Another week flies by. At the moment I’m working on one platform which is a very thin layer that interacts with data sources and LLMs. This week I got it to a very solid state and was able to do some preliminary demos as we are now going to start applying it to some real world scenarios.
Ultimately, all IT stuff is basically IPO – input process output … back in the 90s when you are doing computer science lessons, it’s the fundamental thing that makes software valuable to people. People put information in, the system does something, and it outputs something of value to that person. That value is then monetised.
LLMs have actually changed the whole IPO paradigm – the inputs are now completely different – you can talk in natural language and through LLMs it can somewhat guess intent correctly (even without ‘intelligence’, the prediction is good enough) …some of the processing can be done via MCP and finally, and now the output UI can be voice, or it can be a UI generated on the fly.

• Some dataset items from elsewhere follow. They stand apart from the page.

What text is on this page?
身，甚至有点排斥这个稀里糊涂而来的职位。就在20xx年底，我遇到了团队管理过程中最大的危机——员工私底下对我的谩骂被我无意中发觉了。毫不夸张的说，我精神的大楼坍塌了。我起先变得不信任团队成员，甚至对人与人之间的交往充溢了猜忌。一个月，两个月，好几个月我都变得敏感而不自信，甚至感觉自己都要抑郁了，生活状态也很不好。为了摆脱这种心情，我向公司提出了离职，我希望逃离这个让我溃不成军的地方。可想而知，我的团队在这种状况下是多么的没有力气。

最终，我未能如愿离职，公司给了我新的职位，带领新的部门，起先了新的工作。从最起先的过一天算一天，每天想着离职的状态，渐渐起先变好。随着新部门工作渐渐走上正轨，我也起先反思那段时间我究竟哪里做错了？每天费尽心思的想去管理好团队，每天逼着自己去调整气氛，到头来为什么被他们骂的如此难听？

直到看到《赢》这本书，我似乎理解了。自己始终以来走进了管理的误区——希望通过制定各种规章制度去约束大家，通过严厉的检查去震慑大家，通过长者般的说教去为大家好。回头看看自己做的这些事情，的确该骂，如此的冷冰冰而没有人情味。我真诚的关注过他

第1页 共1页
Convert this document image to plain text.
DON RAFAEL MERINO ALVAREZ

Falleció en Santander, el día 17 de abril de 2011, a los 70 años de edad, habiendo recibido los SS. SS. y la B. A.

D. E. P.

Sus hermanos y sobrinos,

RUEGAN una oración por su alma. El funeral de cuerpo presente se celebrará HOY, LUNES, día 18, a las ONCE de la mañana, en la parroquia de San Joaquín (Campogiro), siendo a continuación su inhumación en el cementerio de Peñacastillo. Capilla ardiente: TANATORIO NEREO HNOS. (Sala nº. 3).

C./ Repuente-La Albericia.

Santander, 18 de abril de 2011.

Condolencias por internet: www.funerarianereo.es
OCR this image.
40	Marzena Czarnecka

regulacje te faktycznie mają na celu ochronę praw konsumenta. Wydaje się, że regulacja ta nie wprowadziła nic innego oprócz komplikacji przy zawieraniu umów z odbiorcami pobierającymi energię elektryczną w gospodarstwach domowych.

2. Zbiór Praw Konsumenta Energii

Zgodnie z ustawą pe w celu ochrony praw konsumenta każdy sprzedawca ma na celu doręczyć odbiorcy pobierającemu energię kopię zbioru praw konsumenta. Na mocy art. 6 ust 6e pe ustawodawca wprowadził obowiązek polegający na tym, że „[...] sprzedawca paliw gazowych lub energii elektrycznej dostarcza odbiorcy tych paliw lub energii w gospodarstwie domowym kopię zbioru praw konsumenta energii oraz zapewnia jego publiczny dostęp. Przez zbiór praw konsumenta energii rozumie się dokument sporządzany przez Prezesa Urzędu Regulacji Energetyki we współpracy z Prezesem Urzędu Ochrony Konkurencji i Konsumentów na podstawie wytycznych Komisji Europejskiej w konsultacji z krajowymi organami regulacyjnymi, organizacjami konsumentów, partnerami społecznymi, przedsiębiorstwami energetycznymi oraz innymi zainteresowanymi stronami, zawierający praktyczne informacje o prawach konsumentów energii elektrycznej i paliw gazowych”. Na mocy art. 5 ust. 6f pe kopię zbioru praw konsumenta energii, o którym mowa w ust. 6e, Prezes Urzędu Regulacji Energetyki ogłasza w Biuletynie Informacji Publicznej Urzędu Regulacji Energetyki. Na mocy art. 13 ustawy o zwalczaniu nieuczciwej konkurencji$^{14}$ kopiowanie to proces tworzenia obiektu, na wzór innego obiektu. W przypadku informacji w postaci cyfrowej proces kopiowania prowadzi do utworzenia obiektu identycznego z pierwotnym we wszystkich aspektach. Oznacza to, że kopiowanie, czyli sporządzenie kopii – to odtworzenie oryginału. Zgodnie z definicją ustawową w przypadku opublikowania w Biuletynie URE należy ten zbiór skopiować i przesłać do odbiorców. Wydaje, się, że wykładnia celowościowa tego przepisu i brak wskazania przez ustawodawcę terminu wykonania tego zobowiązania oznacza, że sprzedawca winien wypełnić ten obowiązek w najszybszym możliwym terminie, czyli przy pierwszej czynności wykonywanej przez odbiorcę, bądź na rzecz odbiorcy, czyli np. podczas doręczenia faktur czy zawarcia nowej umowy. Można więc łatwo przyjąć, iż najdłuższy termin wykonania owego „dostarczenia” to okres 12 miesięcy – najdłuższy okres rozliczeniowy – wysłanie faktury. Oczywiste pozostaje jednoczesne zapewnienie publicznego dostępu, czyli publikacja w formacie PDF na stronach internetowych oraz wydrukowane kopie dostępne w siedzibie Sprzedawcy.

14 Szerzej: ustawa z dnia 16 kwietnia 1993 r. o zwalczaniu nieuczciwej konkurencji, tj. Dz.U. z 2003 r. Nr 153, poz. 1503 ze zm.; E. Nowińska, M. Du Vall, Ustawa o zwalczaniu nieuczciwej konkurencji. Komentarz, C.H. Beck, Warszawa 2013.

I expect LLMs to become more optimised to the point where the bigger devices like MacBook Pros have them running locally, so you really can have more privacy when using ChatGPT-esque UIs … once we’ve got local LLMs running and you can plug into them how you want, I think that’s going to be really interesting from a creation point of view.
All fun and games.
OpenAI structured output
Whilst I haven’t played with the other LLM APIs yet, the thing I really like about the responses API is the structured output where you can enforce a response in a specific format. So if you want information back as an article, or a car, or an animal, or whatever, you can enforce the attributes that you want.
MCP Stuff – Tool discovery
After initiating a connection, it’s really easy to request what tools are available:
{ "jsonrpc": "2.0", "id": 2, "method": "tools/list" }
Unsure entirely what the ID corresponds to at the point, but I’ll figure it out.
The server will respond with something like
{
"jsonrpc": "2.0",
"id": 2,
"result": {
"tools": [
{
"name": "calculator_arithmetic",
"title": "Calculator",
"description": "Perform mathematical calculations including basic arithmetic, trigonometric functions, and algebraic operations",
"inputSchema": {
"type": "object",
"properties": {
"expression": {
"type": "string",
"description": "Mathematical expression to evaluate (e.g., '2 + 3 * 4', 'sin(30)', 'sqrt(16)')"
}
},
"required": ["expression"]
}
},
{
"name": "weather_current",
"title": "Weather Information",
"description": "Get current weather information for any location worldwide",
"inputSchema": {
"type": "object",
"properties": {
"location": {
"type": "string",
"description": "City name, address, or coordinates (latitude,longitude)"
},
"units": {
"type": "string",
"enum": ["metric", "imperial", "kelvin"],
"description": "Temperature units to use in response",
"default": "metric"
}
},
"required": ["location"]
}
}
]
}
}
The server responds with a list of available tools, and as you can see it describes how you are meant to respond if you want to use those tools. So name, title, description are fairly straightforward … inputSchema describes the inputs and data types needed.
The OpenAI docs recommend that you do a ‘tool discovery’ routine that cycles through all MCP servers that it’s connected to, and then put them in a tool registry. The LLM can then understand what it has access to.